Easy Butternut Squash and Pear Soup

This soup is great for a cold fall day. I don’t often cook using recipes so all amounts are my best guess but feel free to experiment - this recipe is great no matter what I seem to do with it. One helpful hint with the squash: It is really hard to peel so I do not peel it but instead roast it and then scoop the insides out into the soup. It’s much easier that way! Serve topped with blue cheese crumbles and crusty bread on the side.

INGRIDIENT

DIRECTION

Step: 1

Preheat oven to 375 degrees F (190 degrees C).

Step: 2

Place butternut squash, onions, pears, tomatoes, and carrot in a large roasting pan. Drizzle olive oil on top. Season with pepper and nutmeg.

Step: 3

Roast in the preheated oven until squash is easily pierced with a knife, 1 to 2 hours. Cool until squash is easily handled, about 10 minutes.

Step: 4

Scoop flesh out of the squash with a spoon; place in a pot. Discard peel. Transfer roasted onions, pears, tomatoes, and carrot to the pot. Add 1 cup chicken stock. Puree mixture with an immersion blender until smooth.

Step: 5

Stir remaining 1 1/2 cups chicken stock into the pot. Heat soup until warmed through, about 10 minutes. Season with salt.

NUTRITION FACT

Per Serving: 248 calories; protein 4g; carbohydrates 46.7g; fat 7.6g; cholesterol 0.3mg; sodium 334.3mg.

The word “stew” can process to both a dish and a cooking method. Stewing involves slowly cooking piece of meat, raw fruit or beans in a tastefull liquid . It’s similar to braising, instead it does have a few piece of differences.

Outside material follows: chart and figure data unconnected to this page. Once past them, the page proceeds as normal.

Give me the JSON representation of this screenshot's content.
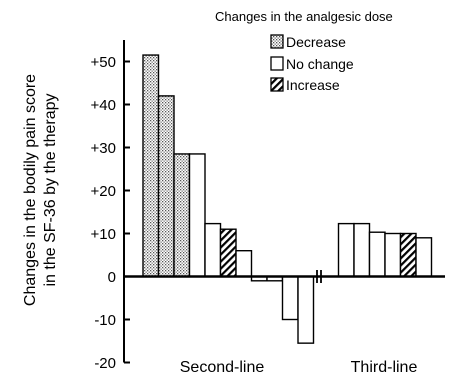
{
  "chart_data": {
    "type": "bar",
    "ylabel": "Changes in the bodily pain score in the SF-36 by the therapy",
    "ylabel_lines": [
      "Changes in the bodily pain score",
      "in the SF-36 by the therapy"
    ],
    "ylim": [
      -20,
      55
    ],
    "yticks": [
      -20,
      -10,
      0,
      10,
      20,
      30,
      40,
      50
    ],
    "ytick_labels": [
      "-20",
      "-10",
      "0",
      "+10",
      "+20",
      "+30",
      "+40",
      "+50"
    ],
    "categories": [
      "Second-line",
      "Third-line"
    ],
    "legend": {
      "title": "Changes in the analgesic dose",
      "placement": "top-right",
      "entries": [
        {
          "label": "Decrease",
          "pattern": "dotted"
        },
        {
          "label": "No change",
          "pattern": "plain"
        },
        {
          "label": "Increase",
          "pattern": "hatched"
        }
      ]
    },
    "bars": [
      {
        "group": "Second-line",
        "value": 51.5,
        "pattern": "dotted"
      },
      {
        "group": "Second-line",
        "value": 42,
        "pattern": "dotted"
      },
      {
        "group": "Second-line",
        "value": 28.5,
        "pattern": "dotted"
      },
      {
        "group": "Second-line",
        "value": 28.5,
        "pattern": "plain"
      },
      {
        "group": "Second-line",
        "value": 12.3,
        "pattern": "plain"
      },
      {
        "group": "Second-line",
        "value": 11,
        "pattern": "hatched"
      },
      {
        "group": "Second-line",
        "value": 6,
        "pattern": "plain"
      },
      {
        "group": "Second-line",
        "value": -1,
        "pattern": "plain"
      },
      {
        "group": "Second-line",
        "value": -1,
        "pattern": "plain"
      },
      {
        "group": "Second-line",
        "value": -10,
        "pattern": "plain"
      },
      {
        "group": "Second-line",
        "value": -15.5,
        "pattern": "plain"
      },
      {
        "group": "Third-line",
        "value": 12.3,
        "pattern": "plain"
      },
      {
        "group": "Third-line",
        "value": 12.3,
        "pattern": "plain"
      },
      {
        "group": "Third-line",
        "value": 10.3,
        "pattern": "plain"
      },
      {
        "group": "Third-line",
        "value": 10,
        "pattern": "plain"
      },
      {
        "group": "Third-line",
        "value": 10,
        "pattern": "hatched"
      },
      {
        "group": "Third-line",
        "value": 9,
        "pattern": "plain"
      }
    ]
  }
}
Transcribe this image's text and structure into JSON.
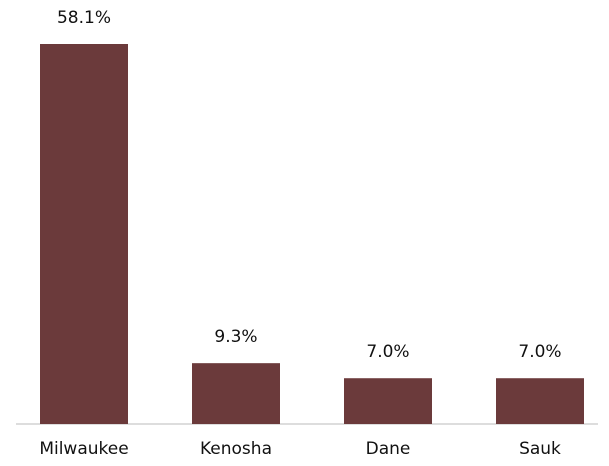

The raw animal vested is chopped into few of pieces instead of being cooked whole , and the water based material all of it covers the contents in a stew as compared to a braise’s halfway full . When meat or vegetables are cooked using this method, the resulting dish is called stew.

Stew has a reputation for being a rib-sticking meal that comfortable you up on a freezing , winter day. It’s true ; a bowl of old menu of beef stew can make warming properties , but stew’s cozy factor more than a way beyond preserving you from the cold . It’s all about those tender chunks of food and vegetables, swimming in a thick, ultra-rich gravy. The more they come together creates the greatest comfort food, no matter the weather.